ABSTRACT

This chapter examines the usual criteria intervening in good corpus building – i.e., size, representativeness, authenticity and balance – in order to show that the MetCLIL corpus is based on sound and solid CL principles. Next, I describe the key variables defining how the events to be added to MetCLIL were selected with particular attention to the definition of the academic seminar as a genre as well as a description of the institutions, countries and participants included in the corpus. Next, the details of the data collection process are explained in order to illustrate some of the decisions researchers have to make regarding the recruitment of participants and the recording of speech events.
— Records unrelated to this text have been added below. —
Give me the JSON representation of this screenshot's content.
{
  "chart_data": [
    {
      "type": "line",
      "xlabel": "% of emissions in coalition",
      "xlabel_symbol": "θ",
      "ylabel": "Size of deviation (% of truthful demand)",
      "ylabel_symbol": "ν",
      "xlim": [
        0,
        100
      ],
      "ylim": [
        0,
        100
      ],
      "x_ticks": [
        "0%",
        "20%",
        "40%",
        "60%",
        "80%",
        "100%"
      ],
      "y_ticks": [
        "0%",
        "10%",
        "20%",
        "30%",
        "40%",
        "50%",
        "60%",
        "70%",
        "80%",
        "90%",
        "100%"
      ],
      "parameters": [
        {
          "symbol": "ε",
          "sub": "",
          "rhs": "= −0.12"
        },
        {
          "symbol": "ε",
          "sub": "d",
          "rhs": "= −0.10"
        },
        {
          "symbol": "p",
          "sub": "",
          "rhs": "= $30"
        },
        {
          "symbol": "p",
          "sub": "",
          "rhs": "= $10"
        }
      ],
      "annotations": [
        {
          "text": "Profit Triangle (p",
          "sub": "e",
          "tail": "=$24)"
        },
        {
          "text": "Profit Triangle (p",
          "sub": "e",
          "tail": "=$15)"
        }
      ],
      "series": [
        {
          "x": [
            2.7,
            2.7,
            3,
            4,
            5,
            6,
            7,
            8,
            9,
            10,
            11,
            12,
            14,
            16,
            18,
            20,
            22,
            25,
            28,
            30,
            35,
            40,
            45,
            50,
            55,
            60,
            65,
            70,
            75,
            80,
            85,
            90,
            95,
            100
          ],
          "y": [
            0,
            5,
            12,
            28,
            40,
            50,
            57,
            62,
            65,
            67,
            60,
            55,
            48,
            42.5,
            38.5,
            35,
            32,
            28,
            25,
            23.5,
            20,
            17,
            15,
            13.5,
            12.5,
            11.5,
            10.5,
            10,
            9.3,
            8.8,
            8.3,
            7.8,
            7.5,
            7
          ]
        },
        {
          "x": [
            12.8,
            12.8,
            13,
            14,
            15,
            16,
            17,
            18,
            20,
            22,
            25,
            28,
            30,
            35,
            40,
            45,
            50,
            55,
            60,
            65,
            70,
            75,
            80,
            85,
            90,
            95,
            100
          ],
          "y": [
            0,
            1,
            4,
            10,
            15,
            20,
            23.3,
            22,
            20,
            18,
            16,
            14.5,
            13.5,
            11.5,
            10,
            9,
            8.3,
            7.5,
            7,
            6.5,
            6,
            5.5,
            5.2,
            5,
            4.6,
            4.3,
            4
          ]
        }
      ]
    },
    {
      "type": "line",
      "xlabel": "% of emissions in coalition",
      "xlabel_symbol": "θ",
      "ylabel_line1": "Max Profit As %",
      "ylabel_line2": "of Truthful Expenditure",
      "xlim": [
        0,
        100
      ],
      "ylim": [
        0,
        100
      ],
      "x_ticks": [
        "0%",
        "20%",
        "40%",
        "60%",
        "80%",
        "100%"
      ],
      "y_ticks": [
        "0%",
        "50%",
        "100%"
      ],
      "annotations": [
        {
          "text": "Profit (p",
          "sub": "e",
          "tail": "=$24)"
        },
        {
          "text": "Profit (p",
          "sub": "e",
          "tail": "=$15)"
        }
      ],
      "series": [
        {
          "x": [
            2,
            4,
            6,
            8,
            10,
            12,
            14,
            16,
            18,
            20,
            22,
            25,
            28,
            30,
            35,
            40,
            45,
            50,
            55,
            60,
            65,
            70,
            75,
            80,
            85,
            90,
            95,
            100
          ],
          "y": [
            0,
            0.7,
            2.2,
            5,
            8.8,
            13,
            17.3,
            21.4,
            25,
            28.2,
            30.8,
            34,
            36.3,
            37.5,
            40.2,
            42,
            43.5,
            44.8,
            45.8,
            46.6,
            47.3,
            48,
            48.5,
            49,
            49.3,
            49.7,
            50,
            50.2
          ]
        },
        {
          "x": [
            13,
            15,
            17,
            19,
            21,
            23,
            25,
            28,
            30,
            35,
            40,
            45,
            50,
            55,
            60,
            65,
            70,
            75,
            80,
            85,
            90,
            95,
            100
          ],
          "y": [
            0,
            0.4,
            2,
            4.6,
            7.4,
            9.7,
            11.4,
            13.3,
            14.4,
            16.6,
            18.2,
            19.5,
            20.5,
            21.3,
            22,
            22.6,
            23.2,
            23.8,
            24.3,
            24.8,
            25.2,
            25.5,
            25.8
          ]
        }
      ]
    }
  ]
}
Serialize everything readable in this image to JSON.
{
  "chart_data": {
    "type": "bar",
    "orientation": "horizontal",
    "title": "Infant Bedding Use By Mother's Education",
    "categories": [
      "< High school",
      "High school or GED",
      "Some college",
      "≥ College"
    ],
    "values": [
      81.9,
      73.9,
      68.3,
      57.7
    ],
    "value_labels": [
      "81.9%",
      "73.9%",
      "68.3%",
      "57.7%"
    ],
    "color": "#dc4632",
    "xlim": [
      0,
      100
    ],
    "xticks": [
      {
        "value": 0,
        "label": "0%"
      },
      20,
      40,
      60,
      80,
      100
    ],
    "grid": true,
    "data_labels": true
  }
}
The next two sections are devoted to the processes immediately following the recording phase of any spoken corpus, i.e., transcription and tokenisation. Thus, the decision to adopt the guidelines issued by VOICE, regarding the way recordings should be rendered, is explained, followed by a full account of how these guidelines were adapted to MetCLIL, taking into account that the two corpora have completely different sizes and objectives. The VOICE transcription criteria adopted are classified according to the type of data that the research team incorporated into the transcription: non-verbal and verbal data together with contextual and structural mark-up. Next, the important process of removing any identifying details of the participants is addressed. Finally, the often-forgotten issue of what the corpus identifies as a token unit is addressed given its implication in important metaphor analyses such as those measuring metaphor density (cf. e.g., Nacey, 2013).